Editor’s Note: Michael welcomes your comments, questions and suggestions. Post a comment below… we look forward to hearing from you.

2 Responses to This Rule Breaker Is a Wealth Maker

  1. David says:

    I’m concerned that top executives, including St. Dennis, have been cashing out over the past year even though the price of the stock has been appreciating, doubling in the past two years.

    Also, according to Yahoo (not necessarily reliable), St. Dennis, et al, hardly owns any stock in the company. The insiders own less than 1%. If St.
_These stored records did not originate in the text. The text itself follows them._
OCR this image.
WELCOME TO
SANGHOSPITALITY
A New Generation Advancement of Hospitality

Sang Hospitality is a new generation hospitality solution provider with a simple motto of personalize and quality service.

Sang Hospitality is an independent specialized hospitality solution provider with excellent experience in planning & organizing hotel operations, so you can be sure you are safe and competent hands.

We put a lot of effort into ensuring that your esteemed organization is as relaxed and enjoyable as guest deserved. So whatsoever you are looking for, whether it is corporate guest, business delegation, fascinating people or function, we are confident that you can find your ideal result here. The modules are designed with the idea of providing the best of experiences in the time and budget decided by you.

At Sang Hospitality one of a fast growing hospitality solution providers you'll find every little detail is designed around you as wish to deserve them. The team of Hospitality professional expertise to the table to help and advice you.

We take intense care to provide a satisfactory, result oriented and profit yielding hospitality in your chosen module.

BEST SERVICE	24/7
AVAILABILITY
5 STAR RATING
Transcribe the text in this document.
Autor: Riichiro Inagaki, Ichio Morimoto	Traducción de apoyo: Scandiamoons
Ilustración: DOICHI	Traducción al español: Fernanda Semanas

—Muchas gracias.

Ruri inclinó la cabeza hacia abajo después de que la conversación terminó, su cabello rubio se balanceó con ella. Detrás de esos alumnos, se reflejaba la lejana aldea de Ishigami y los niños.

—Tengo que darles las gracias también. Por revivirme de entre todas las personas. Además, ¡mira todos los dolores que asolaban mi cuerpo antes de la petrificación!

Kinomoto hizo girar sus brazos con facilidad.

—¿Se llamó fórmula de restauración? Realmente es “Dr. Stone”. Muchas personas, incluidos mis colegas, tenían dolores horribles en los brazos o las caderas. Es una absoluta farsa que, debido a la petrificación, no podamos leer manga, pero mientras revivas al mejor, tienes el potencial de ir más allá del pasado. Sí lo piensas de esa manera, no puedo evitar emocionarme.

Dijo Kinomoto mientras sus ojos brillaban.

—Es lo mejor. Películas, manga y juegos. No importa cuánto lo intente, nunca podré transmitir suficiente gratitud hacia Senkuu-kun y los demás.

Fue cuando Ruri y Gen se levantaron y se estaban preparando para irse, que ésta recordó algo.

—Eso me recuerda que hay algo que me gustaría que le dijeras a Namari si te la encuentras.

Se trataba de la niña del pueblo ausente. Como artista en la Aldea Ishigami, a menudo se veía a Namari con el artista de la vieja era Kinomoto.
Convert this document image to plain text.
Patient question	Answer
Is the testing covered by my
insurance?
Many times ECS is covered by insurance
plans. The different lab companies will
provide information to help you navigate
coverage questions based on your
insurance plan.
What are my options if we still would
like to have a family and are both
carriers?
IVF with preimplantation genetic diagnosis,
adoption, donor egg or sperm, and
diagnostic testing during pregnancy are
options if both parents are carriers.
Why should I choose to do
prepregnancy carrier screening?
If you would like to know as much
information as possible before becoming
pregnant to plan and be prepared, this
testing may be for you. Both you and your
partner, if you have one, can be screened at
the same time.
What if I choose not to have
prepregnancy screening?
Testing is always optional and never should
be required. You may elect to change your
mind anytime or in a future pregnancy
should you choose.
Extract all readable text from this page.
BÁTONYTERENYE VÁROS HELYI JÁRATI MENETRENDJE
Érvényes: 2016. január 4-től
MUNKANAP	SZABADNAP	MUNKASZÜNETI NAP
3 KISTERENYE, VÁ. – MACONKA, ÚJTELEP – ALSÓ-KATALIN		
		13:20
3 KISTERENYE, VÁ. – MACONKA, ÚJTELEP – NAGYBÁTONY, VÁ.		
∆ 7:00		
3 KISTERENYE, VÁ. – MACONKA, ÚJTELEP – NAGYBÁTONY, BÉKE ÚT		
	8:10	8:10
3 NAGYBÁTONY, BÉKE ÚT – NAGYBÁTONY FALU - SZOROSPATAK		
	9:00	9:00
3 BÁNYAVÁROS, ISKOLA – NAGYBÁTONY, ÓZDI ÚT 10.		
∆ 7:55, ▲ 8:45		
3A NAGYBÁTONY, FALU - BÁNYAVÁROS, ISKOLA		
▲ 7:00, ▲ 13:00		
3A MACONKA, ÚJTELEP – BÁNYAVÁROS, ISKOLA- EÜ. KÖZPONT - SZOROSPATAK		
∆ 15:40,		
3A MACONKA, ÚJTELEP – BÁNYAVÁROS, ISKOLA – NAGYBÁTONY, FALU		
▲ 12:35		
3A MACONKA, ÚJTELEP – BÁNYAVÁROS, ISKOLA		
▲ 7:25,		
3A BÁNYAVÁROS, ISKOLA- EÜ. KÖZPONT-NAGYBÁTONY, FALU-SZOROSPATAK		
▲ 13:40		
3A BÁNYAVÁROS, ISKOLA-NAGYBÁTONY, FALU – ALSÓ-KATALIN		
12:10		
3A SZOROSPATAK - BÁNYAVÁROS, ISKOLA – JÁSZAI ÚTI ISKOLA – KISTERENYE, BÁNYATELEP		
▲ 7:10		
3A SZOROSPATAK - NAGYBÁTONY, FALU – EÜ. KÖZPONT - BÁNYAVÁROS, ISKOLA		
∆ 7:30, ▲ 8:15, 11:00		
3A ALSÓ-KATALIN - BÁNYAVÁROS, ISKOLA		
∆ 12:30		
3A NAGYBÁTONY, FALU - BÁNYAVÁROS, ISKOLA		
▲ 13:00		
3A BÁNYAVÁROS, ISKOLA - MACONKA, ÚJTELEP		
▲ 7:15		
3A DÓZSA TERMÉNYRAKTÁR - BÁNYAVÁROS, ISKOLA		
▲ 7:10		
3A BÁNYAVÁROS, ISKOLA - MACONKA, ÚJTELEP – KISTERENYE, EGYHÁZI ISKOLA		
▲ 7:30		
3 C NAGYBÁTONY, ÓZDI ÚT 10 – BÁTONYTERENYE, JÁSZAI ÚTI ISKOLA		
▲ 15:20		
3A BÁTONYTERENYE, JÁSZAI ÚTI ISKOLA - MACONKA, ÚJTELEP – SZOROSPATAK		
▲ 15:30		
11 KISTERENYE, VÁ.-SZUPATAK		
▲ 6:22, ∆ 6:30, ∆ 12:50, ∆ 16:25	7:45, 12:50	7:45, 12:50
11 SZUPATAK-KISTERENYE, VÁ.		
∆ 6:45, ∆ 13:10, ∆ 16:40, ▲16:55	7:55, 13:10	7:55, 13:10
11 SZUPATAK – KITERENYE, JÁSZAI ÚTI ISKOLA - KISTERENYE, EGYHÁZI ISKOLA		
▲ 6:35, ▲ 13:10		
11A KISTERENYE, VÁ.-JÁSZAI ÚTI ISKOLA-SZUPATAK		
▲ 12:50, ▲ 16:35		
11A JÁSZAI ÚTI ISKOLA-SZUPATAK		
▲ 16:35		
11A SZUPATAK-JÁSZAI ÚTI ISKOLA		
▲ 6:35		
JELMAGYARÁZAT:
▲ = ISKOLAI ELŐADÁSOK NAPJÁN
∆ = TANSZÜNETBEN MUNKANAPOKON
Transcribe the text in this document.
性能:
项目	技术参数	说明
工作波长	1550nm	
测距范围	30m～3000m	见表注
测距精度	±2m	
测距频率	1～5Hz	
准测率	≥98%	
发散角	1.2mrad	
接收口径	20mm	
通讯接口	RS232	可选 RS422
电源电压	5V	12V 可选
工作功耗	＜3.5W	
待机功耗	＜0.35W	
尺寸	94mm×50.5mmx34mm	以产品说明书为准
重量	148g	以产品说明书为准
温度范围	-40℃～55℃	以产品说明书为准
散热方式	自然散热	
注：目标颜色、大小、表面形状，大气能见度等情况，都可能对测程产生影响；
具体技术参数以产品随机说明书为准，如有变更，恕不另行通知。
Dennis is as good as you state, I would think that he would be on buying frenzy.

    The one argument for buying is Zacks giving it a Strong Buy as well as a number of other analysts. Plus the stock has been trending up since 2013, but so has the rest of the tech industry.

  2. Charles Whitley says:

    Thomas St. Dennis just dumped the majority of his shares in early March. That does not sound like a ringing endorsement. Such a significant event should have at least been mentioned in your analysis.